SajidSamsad

Posted on Feb 9, 2021

Designing a Reverse Proxy: Why Golang performs better than Java(Spring Boot), An In-Depth Analysis

#proxy #go #java #springboot

Reverse Proxy

In micro-service, Reverse Proxy is a popular term. Let's describe a Reverse Proxy with the following picture:

Say, you have multiple services that can have different types of functionality. To consume those functionalities, your website or mobile application needs to know the domain path (the API endpoints) of those services. But rather than giving the client this responsibility, you can abstract this logic.

So, you can have a separate service and your client can connect to this server. Now based on your request, this server will redirect the requests to the corresponding services. Therefore, this separate service is called the Reverse Proxy.

Example

Say you have three separate services and they are:

mycart.mycoolapp.com
mypayment.mycoolapp.com
mycoolproducts.mycoolapp.com

And your client consumes these three features. So, you can create a Reverse Proxy. Your client can connect to this reverse proxy, say, mycool-reverse-proxy.com.

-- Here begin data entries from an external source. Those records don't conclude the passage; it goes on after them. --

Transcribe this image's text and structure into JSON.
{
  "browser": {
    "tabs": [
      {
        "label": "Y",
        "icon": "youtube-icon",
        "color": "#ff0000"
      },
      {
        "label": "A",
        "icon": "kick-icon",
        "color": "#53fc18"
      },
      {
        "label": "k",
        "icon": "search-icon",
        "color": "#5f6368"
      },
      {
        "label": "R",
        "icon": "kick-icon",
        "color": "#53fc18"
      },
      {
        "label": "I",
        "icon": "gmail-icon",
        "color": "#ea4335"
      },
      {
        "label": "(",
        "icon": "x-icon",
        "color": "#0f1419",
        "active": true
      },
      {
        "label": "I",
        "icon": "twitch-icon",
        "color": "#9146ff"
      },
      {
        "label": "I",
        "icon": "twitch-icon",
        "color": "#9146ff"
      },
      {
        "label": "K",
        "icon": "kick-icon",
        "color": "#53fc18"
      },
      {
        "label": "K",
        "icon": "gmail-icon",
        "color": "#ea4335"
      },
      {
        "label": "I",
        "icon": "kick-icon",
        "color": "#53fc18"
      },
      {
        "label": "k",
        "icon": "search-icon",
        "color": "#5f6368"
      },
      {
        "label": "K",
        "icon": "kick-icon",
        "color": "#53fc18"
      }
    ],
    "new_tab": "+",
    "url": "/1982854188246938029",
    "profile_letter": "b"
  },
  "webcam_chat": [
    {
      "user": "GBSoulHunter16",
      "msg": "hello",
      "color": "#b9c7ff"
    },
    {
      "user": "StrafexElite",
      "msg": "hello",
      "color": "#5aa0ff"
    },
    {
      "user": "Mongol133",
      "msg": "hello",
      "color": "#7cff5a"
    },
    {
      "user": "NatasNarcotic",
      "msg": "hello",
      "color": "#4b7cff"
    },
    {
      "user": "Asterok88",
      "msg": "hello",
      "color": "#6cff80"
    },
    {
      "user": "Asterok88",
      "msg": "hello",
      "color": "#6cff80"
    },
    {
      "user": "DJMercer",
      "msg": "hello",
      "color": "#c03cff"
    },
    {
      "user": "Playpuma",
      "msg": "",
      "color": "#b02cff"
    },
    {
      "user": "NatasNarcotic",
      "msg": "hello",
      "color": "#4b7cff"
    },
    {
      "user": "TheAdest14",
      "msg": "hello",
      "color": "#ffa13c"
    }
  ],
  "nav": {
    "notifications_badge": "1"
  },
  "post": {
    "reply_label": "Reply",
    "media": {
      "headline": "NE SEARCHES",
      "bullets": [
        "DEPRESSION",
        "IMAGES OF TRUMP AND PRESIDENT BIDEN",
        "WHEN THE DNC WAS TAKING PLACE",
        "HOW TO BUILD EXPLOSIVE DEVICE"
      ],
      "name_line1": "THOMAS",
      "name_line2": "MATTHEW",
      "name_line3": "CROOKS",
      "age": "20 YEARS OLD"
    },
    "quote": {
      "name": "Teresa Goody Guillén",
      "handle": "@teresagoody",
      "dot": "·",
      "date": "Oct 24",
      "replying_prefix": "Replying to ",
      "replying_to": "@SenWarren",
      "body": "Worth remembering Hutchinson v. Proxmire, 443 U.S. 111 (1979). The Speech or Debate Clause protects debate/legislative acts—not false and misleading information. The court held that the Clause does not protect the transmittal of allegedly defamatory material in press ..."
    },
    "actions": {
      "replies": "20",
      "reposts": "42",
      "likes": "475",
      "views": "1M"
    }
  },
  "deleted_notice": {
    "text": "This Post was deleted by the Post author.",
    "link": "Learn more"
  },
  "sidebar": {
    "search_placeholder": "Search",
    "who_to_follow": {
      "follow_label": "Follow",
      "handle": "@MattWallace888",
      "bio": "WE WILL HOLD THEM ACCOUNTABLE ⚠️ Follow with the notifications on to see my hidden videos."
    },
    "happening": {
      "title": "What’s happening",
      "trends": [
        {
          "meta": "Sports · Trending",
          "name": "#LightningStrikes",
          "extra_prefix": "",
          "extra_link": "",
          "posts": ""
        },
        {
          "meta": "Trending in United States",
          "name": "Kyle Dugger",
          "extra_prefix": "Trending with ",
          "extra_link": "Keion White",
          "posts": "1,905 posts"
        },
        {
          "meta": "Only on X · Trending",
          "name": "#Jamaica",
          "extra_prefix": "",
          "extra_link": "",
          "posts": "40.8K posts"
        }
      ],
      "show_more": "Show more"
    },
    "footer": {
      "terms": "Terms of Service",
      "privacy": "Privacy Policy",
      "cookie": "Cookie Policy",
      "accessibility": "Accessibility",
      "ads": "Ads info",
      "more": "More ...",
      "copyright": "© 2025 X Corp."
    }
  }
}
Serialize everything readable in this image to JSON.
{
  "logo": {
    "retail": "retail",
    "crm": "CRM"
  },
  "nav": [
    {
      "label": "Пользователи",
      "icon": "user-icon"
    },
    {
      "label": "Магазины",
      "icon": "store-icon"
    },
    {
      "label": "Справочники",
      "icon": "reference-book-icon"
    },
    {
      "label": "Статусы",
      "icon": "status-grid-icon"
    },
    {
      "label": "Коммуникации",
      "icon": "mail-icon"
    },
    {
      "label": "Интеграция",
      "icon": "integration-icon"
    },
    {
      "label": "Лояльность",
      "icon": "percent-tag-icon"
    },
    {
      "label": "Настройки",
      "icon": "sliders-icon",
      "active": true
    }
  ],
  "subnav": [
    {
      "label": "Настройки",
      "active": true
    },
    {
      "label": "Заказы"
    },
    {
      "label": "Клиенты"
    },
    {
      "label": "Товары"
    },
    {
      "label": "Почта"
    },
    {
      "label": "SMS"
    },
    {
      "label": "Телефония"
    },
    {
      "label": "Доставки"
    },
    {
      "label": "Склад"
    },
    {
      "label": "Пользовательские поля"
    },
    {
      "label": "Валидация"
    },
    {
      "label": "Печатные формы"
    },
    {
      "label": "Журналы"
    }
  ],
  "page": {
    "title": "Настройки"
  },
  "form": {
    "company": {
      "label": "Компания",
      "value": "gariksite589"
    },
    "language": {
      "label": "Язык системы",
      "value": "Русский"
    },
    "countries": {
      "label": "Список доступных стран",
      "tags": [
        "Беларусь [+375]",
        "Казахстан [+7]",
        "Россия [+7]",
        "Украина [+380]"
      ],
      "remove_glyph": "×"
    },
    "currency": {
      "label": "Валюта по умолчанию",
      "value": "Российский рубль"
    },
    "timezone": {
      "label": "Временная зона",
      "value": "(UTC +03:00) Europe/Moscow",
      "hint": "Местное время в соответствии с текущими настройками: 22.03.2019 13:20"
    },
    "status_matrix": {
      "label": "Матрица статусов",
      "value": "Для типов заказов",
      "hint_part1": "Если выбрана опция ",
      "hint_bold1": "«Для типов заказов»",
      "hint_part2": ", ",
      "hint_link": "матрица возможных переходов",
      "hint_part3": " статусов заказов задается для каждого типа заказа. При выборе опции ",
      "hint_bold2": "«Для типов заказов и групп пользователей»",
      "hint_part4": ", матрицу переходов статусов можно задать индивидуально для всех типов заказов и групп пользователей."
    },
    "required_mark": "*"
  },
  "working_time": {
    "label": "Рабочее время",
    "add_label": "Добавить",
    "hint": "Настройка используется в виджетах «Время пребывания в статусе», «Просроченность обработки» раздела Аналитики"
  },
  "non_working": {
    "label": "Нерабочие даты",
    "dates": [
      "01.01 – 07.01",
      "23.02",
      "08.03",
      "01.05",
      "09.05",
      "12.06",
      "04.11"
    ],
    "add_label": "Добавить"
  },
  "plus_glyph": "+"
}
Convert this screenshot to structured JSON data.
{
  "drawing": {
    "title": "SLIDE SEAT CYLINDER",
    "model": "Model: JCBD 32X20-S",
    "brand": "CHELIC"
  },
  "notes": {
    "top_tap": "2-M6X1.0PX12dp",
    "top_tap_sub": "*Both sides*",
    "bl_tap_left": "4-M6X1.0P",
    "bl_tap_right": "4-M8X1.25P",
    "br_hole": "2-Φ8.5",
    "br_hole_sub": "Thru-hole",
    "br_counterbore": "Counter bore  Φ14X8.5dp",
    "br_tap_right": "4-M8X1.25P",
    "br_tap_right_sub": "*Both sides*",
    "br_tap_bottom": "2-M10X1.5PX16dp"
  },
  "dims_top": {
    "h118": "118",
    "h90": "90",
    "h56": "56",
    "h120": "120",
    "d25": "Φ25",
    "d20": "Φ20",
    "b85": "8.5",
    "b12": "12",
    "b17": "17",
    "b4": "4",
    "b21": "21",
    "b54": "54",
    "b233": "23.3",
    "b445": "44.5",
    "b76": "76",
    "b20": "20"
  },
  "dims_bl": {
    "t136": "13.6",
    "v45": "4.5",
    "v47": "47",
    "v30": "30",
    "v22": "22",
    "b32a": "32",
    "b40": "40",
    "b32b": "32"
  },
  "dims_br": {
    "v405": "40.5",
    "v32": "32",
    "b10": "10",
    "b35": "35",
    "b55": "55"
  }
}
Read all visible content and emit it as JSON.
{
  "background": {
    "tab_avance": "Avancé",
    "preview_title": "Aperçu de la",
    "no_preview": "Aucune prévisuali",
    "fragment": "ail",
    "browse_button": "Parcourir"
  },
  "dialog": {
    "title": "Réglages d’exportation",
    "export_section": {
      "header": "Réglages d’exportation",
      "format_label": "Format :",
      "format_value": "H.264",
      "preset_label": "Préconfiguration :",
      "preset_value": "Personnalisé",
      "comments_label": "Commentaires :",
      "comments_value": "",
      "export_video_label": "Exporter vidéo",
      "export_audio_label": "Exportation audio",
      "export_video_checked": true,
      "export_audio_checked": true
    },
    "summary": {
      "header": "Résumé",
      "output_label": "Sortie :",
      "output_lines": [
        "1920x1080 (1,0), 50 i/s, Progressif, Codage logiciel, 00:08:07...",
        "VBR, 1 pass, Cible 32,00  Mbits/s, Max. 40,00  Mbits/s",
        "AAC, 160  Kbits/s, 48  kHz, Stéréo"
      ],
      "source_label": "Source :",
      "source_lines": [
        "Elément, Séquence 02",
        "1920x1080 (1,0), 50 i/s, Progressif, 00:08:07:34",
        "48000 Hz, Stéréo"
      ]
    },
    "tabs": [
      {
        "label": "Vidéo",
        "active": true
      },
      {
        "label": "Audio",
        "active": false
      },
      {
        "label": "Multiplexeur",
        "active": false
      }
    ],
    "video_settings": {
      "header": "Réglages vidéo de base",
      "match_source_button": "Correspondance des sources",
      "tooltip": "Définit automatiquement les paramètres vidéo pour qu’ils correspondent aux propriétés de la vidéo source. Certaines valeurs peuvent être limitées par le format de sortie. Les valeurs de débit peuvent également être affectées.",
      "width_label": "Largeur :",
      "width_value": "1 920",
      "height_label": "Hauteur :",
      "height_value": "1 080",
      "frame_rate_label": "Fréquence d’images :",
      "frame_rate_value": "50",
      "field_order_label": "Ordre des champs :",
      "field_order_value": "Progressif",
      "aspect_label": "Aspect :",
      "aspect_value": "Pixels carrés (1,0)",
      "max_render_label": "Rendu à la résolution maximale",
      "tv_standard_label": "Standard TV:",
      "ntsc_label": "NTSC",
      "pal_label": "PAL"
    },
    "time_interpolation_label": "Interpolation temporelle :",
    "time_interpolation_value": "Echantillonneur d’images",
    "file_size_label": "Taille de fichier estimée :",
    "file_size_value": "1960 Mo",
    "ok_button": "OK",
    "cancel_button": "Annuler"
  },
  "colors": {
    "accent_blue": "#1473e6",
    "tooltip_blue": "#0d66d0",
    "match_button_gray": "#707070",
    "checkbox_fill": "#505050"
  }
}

Now, say, your client wants to get the list of all the cool products. So, it requests the proxy mycool-reverse-proxy.com/products. And now the proxy can see that in the API path you are requesting for product service. So it redirects this request to the Product service.

The whole point of Reverse Proxy is to abstract your backend logic. So the client does not need to know how many services you have or their addresses or where they are.

Cool, isn't it? Yep!

Now, look at the above image again. What is Reverse Proxy doing here? It is sitting between your clients and your services and routing the requests.

You may think that reverse proxy is a load balancer. But it is not. They have completely different types of responsibilities and they mean different things.

Now, let's do quick math!

Say, the clients will call Service A 10 requests, Service B 20 times, Service C 5 times. But as the Reverse Proxy is sitting between the clients and the services, all the requests will go through it, won't they?

Yes of course. All the 35 requests will go through it. Now as your business grows, you get more load. So you scale your services. But as we saw, the reverse proxy experience a total load of all the services. So, you'll do horizontal/vertical scaling. You add more machines.

So, while developing the reverse proxy, you'll be choosing a language, say Java, Node, Golang, etc. Does this language have any effect on the reverse proxy, or is there any performance variation among those languages in the reverse proxy? Let's find out.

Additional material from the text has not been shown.